After a surprising 4th quarter cameo from Anthony Tolliver, should the Trail Blazers look at using small line-ups in the future?
The Trail Blazers have needed a hero recently. Damian Lillard and CJ McCollum have done their best to win games all season, but tonight they needed help from an unlikely source, 12-year NBA veteran Anthony Tolliver. How did Tolliver come up huge in the fourth quarter and what can the team take from this performance moving forward?
The big-men positions have been a problem for the Trail Blazers all year. Injuries to key players, then Hassan Whiteside‘s inconsistency have made it really tough defensively for this team. Whiteside’s rim protection has been good but his inability to close out to the three-point line has meant this team gets torched on a nightly basis from three.
Journeyman Tolliver was signed on the veterans minimum in the July free agency window in the hope he could offer toughness and three-point shooting. When Zach Collins and then Rodney Hood went down in November and December respectively, Tolliver moved in and out of the rotation and wasn’t able to nail down regular minutes.
With the injury then to back-up center Skal Labissiere, Tolliver has had more of a role and even started against Giannis Antetokounmpo and the Milwaukee Bucks. Tolliver’s defense, on Giannis especially was encouraging. His positioning was strong and he walled up and shifted his feet well to deny him easy looks at the basket.
Getting significant minutes in the third and fourth quarter in a win over the Hornets, Tolliver was able to tap several offensive rebounds back out while opening the floor up by being spaced out to the three-point line. Both Lillard and McCollum had different routes to the basket with the opposition big away from the rim.
One key difference when Tolliver is on the floor versus Whiteside, is his mobility. Tolliver, though he may not have many assists on the box-score, assists teammates based on his usage at double the rate Whiteside does.
Tolliver also steps up on ball screens compared to Whiteside who sits back and often gives up open shots. Though having Tolliver on the floor instead means the rim protection numbers are much worse, how would things look with an upgraded version of Tolliver on the floor?
With a defensive minded four / five who can stretch the floor, you saw the Blazers play a completely different style of offense. Five out, or four people playing off Lillard, gave the floor a completely different look spacing wise.
This four / five combo player may not be on the market at the moment. But it bodes well for the future when you saw how Tolliver fitted in. Collins came to mind as the four / five type of player that could succeed in this system, ideally you would like someone that could roll to the rim as well as pop. But Collins is young and can add this to his repertoire.
The space it would give shifty players McCollum and Lillard would change the way they are defended.

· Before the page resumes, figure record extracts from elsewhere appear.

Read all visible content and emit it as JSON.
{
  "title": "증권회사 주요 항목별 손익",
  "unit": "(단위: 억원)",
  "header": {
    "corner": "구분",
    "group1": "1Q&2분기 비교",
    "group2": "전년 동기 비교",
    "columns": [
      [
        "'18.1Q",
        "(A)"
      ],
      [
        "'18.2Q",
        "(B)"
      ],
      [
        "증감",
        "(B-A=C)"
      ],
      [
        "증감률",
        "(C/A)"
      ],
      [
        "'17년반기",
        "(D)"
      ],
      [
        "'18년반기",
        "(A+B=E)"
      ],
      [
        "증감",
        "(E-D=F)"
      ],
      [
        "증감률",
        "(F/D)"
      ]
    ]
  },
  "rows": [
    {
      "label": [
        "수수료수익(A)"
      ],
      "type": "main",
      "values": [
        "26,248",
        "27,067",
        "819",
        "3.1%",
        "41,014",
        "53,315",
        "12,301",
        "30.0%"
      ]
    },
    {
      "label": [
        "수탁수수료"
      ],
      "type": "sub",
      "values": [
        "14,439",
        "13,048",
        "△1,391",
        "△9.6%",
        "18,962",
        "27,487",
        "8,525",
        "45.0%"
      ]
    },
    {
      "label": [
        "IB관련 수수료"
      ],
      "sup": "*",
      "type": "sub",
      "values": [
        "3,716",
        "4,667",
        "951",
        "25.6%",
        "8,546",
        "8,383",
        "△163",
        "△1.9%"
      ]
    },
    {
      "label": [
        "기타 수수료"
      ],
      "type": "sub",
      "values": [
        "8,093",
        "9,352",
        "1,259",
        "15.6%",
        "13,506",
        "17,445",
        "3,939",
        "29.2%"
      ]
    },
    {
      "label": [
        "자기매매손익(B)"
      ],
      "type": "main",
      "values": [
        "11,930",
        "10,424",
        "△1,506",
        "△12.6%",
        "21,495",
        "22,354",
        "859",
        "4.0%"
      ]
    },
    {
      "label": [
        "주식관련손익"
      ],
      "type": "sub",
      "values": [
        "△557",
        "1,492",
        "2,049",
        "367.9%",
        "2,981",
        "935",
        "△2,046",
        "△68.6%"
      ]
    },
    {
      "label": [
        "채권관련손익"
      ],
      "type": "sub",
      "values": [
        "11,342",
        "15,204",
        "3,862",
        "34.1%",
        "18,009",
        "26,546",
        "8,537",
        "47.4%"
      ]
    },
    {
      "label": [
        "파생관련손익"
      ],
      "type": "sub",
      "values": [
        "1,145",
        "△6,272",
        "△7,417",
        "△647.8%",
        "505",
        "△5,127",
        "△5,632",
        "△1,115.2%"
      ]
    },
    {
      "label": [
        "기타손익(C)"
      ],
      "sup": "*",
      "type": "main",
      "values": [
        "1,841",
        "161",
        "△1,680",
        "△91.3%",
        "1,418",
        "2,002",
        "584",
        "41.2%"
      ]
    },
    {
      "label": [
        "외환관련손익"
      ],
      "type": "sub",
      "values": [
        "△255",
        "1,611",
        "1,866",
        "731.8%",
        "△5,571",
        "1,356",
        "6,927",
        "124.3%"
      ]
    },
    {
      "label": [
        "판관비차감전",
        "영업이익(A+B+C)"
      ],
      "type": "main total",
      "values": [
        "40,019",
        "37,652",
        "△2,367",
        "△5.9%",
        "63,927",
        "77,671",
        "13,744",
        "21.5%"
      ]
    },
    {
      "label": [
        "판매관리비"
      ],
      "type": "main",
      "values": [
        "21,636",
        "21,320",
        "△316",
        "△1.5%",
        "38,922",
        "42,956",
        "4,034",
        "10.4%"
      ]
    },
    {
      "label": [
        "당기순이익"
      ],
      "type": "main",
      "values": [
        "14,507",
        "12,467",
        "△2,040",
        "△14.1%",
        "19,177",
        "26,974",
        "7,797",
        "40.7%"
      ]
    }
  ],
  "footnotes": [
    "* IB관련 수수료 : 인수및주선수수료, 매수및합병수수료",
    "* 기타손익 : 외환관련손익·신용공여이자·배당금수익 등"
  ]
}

Rather than the opposition big being rooted to the paint they would have to track back to the paint from the perimeter.
Whiteside still has value for a team, but defensively he is a liability in every pick and roll. In the modern NBA, bigs need to be able to defend out to the three-point line at least competently. Also Whiteside isn’t a good passer so when he has the ball on a post-up he isn’t a threat to hit cutters or three-point shooters.
Tolliver’s performance against the Hornets shows how this team can play offensively next year and beyond. With the return of Nurkic then Collins, they can play both ways. With Collins at the five they can stretch the opposition big right out to the three-point line.
For the moment though, Whiteside is the big on this team and he needs to be used appropriately. Let’s hope we get maximum value out of him until the other bigs return, or we make a trade.